Di balik bayang-bayang garasi, mereka berdiri di samping SUV yang hendak dinyalakan, mayat anjing mutan dan bercak darah mengintip di belakang. Su Xiaoyu memandang punggung Zhang Chen yang sibuk, akhirnya meraih flashdisk di saku, di dalamnya tersimpan sampel virus terakhir yang belum tercemar, dan rekaman yang tak berani ia ceritakan pada siapapun:

“6 April 2035, host No. 002 menunjukkan anomali, energi sistem dalam tubuhnya mulai memperbaiki sel secara mandiri, mirip tanda awal ledakan kontrol pada subjek percobaan pertama. Tapi yang aneh, kesadarannya tidak tertelan sistem, malah...”

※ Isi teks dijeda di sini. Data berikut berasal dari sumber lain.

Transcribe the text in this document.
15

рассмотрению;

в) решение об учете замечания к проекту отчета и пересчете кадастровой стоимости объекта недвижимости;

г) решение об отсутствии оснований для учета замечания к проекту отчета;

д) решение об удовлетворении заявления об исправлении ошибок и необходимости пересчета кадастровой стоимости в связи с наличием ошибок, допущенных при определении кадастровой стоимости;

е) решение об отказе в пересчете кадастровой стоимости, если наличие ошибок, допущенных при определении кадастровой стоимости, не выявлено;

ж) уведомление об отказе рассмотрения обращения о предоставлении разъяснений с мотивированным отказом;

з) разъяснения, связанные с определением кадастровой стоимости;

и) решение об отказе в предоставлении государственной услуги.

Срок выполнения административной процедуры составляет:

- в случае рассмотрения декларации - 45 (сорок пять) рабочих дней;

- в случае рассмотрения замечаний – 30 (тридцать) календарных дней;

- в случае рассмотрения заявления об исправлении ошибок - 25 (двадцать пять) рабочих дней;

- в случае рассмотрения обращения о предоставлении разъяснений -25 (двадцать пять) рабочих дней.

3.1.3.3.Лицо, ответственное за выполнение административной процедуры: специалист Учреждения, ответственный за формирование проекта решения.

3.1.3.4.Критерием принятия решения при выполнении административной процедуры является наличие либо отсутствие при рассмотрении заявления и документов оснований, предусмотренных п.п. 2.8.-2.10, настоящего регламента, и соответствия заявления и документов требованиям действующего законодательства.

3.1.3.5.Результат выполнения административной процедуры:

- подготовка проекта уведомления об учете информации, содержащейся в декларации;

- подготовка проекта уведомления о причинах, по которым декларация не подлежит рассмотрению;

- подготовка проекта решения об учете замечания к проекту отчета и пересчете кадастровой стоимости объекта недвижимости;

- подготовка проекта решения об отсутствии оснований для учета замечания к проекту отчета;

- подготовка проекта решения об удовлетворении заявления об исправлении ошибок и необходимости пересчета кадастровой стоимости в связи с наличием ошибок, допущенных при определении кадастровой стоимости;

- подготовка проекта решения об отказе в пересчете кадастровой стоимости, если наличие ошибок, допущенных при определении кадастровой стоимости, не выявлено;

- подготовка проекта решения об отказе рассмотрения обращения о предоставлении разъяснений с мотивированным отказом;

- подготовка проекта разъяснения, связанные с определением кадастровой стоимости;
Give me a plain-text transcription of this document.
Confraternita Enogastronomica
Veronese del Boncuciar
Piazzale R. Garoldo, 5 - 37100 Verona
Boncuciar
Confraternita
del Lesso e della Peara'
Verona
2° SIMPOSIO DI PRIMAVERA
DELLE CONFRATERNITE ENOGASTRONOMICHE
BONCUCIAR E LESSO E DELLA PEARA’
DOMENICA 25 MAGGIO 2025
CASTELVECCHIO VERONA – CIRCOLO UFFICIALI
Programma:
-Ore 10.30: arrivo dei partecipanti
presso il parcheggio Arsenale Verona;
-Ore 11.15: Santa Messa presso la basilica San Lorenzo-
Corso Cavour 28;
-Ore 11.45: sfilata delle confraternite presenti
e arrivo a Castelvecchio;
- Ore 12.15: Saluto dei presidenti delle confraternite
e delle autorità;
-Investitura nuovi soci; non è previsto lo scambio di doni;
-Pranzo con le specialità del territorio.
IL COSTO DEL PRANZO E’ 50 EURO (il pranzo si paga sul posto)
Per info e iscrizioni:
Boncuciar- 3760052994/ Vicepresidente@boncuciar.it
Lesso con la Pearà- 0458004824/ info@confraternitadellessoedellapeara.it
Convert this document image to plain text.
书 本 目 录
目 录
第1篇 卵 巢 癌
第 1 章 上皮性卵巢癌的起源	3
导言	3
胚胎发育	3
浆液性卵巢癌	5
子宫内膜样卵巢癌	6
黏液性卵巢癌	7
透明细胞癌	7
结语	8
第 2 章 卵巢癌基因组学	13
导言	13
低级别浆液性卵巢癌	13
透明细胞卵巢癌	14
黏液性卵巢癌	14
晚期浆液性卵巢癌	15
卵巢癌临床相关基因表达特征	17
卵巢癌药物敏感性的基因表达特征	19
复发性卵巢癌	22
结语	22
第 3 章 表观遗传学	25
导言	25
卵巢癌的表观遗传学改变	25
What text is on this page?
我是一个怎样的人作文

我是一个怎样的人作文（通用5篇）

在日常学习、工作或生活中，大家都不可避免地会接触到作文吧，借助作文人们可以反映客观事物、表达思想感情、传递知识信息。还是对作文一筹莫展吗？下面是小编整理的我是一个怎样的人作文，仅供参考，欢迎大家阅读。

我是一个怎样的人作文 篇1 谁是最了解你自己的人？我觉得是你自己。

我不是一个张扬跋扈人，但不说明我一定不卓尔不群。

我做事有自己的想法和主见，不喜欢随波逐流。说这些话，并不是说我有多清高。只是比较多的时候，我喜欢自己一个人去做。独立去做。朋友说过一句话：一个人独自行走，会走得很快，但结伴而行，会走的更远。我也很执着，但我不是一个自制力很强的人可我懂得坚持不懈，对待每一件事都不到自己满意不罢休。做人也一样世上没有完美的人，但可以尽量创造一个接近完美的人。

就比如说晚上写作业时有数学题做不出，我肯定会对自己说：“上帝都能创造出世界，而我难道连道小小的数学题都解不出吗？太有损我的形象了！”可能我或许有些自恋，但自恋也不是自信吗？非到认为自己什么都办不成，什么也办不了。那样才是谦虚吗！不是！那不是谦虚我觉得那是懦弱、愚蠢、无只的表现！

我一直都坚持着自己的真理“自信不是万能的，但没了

Rekaman terhenti di situ, bagian selanjutnya penuh noda tinta hitam, seolah seseorang tergesa menghapusnya.

Su Xiaoyu menatap flashdisk, lalu mendengar panggilan Zhang Chen, “Hei, dokter wanita! Ayo masuk mobil, kita ke lantai B3 cari generator, sekalian cari sarung pisau bedah yang lebih bagus—misalnya, dari tulang anjing mutan?”

Dia tersenyum pelan, menyimpan flashdisk di dasar kotak P3K. Siapa pun pria ini sebenarnya, setidaknya saat ini dia satu-satunya jangkar di dunia akhir zaman yang ia miliki. Namun tanpa diketahui Su Xiaoyu, layar sistem di retina Zhang Chen diam-diam merekam setiap gerakannya, angka adaptasi host naik dengan kecepatan yang bisa dilihat mata.

Dari ventilasi jauh di dalam garasi, terdengar langkah berat yang lebih mengancam daripada anjing mutan. Itu adalah Lao Dao membawa anak buahnya, menyusuri jejak darah menuju tempat perlindungan sementara ini.